In challenging the exemption, the Tax Commissioner argues that the appellee is not a church but a radio station, and in support of this argument, he has turned to certain definitions of the word "church," as contained in Black's Law Dictionary.
But the appellee has likewise submitted various accepted definitions of the same word to support its position, and this multifarious use of the word "church" by the parties themselves tends to show that it is not susceptible to a precise definition.
With a view to substance, we are of the opinion that the appellant's isolation of the radio station from the total picture is unwarranted by the evidence in this case. The evidence amply shows that this facility merely implements the religious objectives of the organization. The character of any nonprofit corporation must be found in its motives, its charter, its purposes, its methods, and its operation. Here, the appellee, like most churches, has dedicated all its land and buildings to charity and religion, and the operation of the radio station is not alone sufficient to change the underlying foundation of the corporation. Within the scope of common understanding, the appellee has demonstrated by evidence the necessary attributes of a church.

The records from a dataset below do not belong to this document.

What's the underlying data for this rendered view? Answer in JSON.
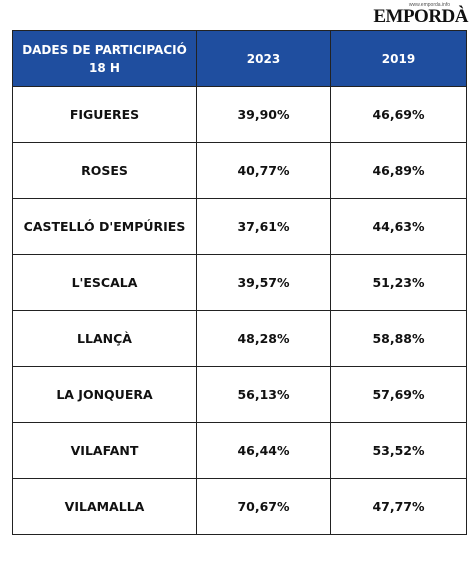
{
  "header": {
    "site": "www.emporda.info",
    "logo": "EMPORDÀ"
  },
  "table": {
    "columns": [
      "DADES DE PARTICIPACIÓ 18 H",
      "2023",
      "2019"
    ],
    "rows": [
      [
        "FIGUERES",
        "39,90%",
        "46,69%"
      ],
      [
        "ROSES",
        "40,77%",
        "46,89%"
      ],
      [
        "CASTELLÓ D'EMPÚRIES",
        "37,61%",
        "44,63%"
      ],
      [
        "L'ESCALA",
        "39,57%",
        "51,23%"
      ],
      [
        "LLANÇÀ",
        "48,28%",
        "58,88%"
      ],
      [
        "LA JONQUERA",
        "56,13%",
        "57,69%"
      ],
      [
        "VILAFANT",
        "46,44%",
        "53,52%"
      ],
      [
        "VILAMALLA",
        "70,67%",
        "47,77%"
      ]
    ]
  }
}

The Tax Commissioner questions further the propriety of the exemption for the reason that the appellee does not have a body of communicants "gathered together in an order, or united under one form of government." Essentially, this contention is directed to the interdenominational make-up of the organization.
Admittedly, the appellee is not without some unique features, but having exhibited the essential qualities of a church, and all other things being substantially equal within the contemplation of R.C. 5739.02 (B)(12), we perceive no valid objection to its exempt status merely because it cannot, in a traditional sense, claim a certain congregation. In other words, a church of the type "that finds with joy the grain of gold in every creed, and floods with light and love the germs of good in every soul" cannot reasonably be denied exempt status for that reason alone.
We are of the opinion that the record in this case is fully supportive of the factual determination of the Board of Tax Appeals, and its decision must therefore be affirmed.
Decision affirmed.
O'NEILL, C.J., CORRIGAN, STERN and LEACH, JJ., concur.
HERBERT, J., concurs in the syllabus.
SCHNEIDER, J., dissents.
KERNS, J., of the Second Appellate District, sitting for DUNCAN, J. JUDGE KERNS of the Court of Appeals was, pursuant to Section 2 of Article IV of the Constitution of Ohio, duly directed by the Chief Justice "to sit with the justices of the Supreme Court in the place and stead of" JUSTICE DUNCAN and JUDGE KERNS did so and heard and considered this cause prior to the resignation of JUSTICE DUNCAN on November 28, 1971.
I cannot agree that appellee's operations, however meritorious they are, constitute a "church" as the General Assembly must have used that term. Appellee has no doctrine and no government for its members with its concomitant, discipline.
It may well be operated for a "charitable purpose," in the broad sense, but the Board of Tax Appeals properly rejected that contention for the reason that, for a sales tax exemption, the term is most narrowly and specifically defined.